A cocktail of policy, technology and market-driven factors are brewing up a storm of uncertainty over the future of fossil fuels.

Juliet Phillips

ShareAction has circulated two new briefing papers to global shareholders in both companies. The organisation has also assisted pension savers to write to their funds about voting down the remuneration policies. So far, funds with £2 trillion assets under management have been contacted by their savers – many of whom have had their life savings plonked in investment funds containing BP or Shell without them knowing.

Alban Thurston, a pension saver with Zurich and with Aviva, said: “It’s a dangerous neglect of fiduciary duty for pension providers to rubber-stamp pay policies which egregiously reward oil executives for delivering strategies that put our pension savings at risk. That’s why I’ve written to my pension providers, requesting they vote against short-term remuneration proposals.”

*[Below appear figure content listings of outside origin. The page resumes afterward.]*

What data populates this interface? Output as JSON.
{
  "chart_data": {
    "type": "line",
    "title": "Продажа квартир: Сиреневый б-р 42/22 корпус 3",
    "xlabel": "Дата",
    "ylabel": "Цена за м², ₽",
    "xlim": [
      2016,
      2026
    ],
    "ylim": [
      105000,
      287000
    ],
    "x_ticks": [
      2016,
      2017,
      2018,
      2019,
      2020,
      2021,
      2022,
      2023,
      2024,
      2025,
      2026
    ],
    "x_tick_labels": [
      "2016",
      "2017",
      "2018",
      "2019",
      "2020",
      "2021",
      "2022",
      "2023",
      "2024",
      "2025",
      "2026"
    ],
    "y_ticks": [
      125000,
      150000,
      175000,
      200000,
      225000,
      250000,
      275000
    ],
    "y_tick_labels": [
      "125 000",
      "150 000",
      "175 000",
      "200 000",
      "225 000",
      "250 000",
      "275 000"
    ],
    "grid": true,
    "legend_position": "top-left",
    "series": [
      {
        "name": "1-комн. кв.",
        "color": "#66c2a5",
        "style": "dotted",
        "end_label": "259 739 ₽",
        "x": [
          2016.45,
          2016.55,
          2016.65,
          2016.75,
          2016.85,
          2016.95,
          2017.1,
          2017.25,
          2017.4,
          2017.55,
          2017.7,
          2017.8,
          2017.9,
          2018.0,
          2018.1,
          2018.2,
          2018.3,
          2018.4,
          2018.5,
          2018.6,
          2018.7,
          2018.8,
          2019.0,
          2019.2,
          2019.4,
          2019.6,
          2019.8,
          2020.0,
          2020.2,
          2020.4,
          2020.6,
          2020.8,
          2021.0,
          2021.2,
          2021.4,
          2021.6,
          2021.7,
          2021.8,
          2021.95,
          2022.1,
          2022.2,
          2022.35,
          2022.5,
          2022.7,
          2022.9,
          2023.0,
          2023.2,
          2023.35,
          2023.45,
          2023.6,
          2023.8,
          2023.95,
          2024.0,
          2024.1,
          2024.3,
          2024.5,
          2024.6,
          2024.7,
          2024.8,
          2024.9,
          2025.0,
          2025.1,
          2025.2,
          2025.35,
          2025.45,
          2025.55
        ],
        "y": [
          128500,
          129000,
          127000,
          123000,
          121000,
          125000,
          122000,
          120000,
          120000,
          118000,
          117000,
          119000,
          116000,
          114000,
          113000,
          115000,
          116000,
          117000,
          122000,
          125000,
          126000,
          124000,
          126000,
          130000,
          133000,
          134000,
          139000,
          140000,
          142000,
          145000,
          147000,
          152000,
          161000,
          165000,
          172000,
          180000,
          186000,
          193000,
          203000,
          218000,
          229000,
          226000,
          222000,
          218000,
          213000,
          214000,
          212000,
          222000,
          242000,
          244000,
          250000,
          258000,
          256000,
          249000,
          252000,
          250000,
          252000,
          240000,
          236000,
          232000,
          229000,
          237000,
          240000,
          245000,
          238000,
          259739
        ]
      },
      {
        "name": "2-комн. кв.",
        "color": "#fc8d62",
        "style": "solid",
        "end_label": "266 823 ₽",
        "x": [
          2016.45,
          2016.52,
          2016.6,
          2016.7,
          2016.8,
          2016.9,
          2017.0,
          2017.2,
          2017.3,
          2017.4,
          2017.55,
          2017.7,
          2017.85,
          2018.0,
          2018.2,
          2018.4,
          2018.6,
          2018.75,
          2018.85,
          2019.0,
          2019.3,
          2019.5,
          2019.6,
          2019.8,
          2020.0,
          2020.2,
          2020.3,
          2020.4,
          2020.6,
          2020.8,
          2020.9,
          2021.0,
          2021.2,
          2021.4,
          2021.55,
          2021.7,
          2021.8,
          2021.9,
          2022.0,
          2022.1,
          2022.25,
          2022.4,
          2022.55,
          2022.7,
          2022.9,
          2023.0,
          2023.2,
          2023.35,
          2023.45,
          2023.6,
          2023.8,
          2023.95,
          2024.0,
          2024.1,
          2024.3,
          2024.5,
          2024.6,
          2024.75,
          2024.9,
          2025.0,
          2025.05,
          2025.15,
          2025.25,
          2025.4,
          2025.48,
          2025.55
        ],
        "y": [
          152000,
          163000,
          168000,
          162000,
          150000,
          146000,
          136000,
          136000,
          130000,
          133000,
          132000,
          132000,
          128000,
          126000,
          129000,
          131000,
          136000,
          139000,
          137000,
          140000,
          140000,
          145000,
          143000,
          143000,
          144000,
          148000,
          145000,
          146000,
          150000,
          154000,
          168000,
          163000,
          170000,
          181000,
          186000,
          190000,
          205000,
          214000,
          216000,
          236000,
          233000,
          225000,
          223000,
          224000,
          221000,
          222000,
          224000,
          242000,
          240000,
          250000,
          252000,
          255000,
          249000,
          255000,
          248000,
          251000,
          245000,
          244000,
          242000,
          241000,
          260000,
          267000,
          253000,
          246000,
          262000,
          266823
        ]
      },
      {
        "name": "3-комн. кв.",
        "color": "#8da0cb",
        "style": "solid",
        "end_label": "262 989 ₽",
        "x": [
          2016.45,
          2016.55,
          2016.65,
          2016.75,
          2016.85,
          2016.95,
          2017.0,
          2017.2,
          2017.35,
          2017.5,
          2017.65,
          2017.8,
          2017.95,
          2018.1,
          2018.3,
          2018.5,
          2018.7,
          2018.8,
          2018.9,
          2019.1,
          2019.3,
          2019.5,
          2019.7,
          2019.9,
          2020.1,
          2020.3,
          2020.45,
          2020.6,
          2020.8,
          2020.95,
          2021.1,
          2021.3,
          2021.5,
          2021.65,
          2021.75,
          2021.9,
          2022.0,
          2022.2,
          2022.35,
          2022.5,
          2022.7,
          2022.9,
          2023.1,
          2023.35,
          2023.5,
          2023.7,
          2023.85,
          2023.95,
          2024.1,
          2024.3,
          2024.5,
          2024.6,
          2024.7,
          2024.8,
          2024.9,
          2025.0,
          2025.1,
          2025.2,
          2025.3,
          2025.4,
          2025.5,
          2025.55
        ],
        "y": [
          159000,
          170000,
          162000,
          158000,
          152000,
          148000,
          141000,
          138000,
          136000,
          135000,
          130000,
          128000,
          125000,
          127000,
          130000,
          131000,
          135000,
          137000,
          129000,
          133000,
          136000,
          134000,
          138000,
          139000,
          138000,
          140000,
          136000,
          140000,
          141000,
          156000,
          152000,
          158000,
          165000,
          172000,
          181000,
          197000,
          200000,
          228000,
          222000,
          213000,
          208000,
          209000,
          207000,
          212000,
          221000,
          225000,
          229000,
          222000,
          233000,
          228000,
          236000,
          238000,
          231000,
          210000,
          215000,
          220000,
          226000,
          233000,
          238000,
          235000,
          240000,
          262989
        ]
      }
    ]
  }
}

Juliet Phillips, Campaigns Manager at ShareAction added: “A cocktail of policy, technology and market-driven factors are brewing up a storm of uncertainty over the future of fossil fuels. To encourage oil executives to focus on ‘business as usual’ seems an imprudent approach to remuneration. Both companies seem complacent about the challenge to their commercial prospects of the action now underway at city, regional, national and international level to decarbonise economies.”

In two new briefing papers, ShareAction provides evidence to suggest that both companies are positioning themselves for climate scenarios that significantly exceed the guardrail set by the Paris Agreement, which governments agreed pose unacceptably high levels of risk.

An analysis of the firms’ demand projections, capital allocation plans, and strategic priority areas poses challenges to their resilience to low-carbon outcomes. For example, BP proposes to spend $200 million a year on the ‘venturing and low-carbon’ pillar of its strategy. This represents 1.3% of the company’s total capital expenditure, down from previous years. In 2005, BP committed to $800 million a year. Similarly, Shell’s ‘New Energies’ low-carbon portfolio is projected to represent just 3% of the firm’s capital expenditure by 2020.

Shell’s annual bonus includes a 10% weighted metric based on the reduction of operational greenhouse gas emissions. ShareAction warns that reducing operational emissions plays a limited role in ensuring portfolio resilience under low-carbon, low-demand scenarios, which requires looking at demand-side changes to the energy mix.

Furthermore, the remaining 90% of the bonus remains heavily weighted towards hydrocarbon project delivery, with the annual bonus containing a 12.5% weighting for LNG liquefaction volumes, a 12.5% weighting for maximising oil and gas production, and a 12.5% weighting for project delivery. ShareAction warns that these features could stall progress towards the adoption of a low-carbon business model.

BP has gone further than Shell to remove volume related incentives, including the controversial ‘Reserves Replacement Ratio’. BP has also included indicators related to strategic progress on renewables trading and venturing. However, similarly to Shell, the company has not set clear timelines or milestones for transitioning to a low-carbon business model.

In 2015, special shareholder resolutions on climate change were filed and passed at BP and Shell, providing a mandate to link KPIs and executive incentives to long-term strategic changes required in the context of the transition to a low-carbon economy. These resolutions passed with the support of nearly 99% of the company’s shareholders.

“These remuneration policies are the first to be put to the vote following the successful ‘Aiming for A’ resolutions,” Juliet Phillips adds. “This is an important test of investor stewardship to see whether investors hold BP and Shell to account on their lack of progress on transitioning for low-carbon resilience.”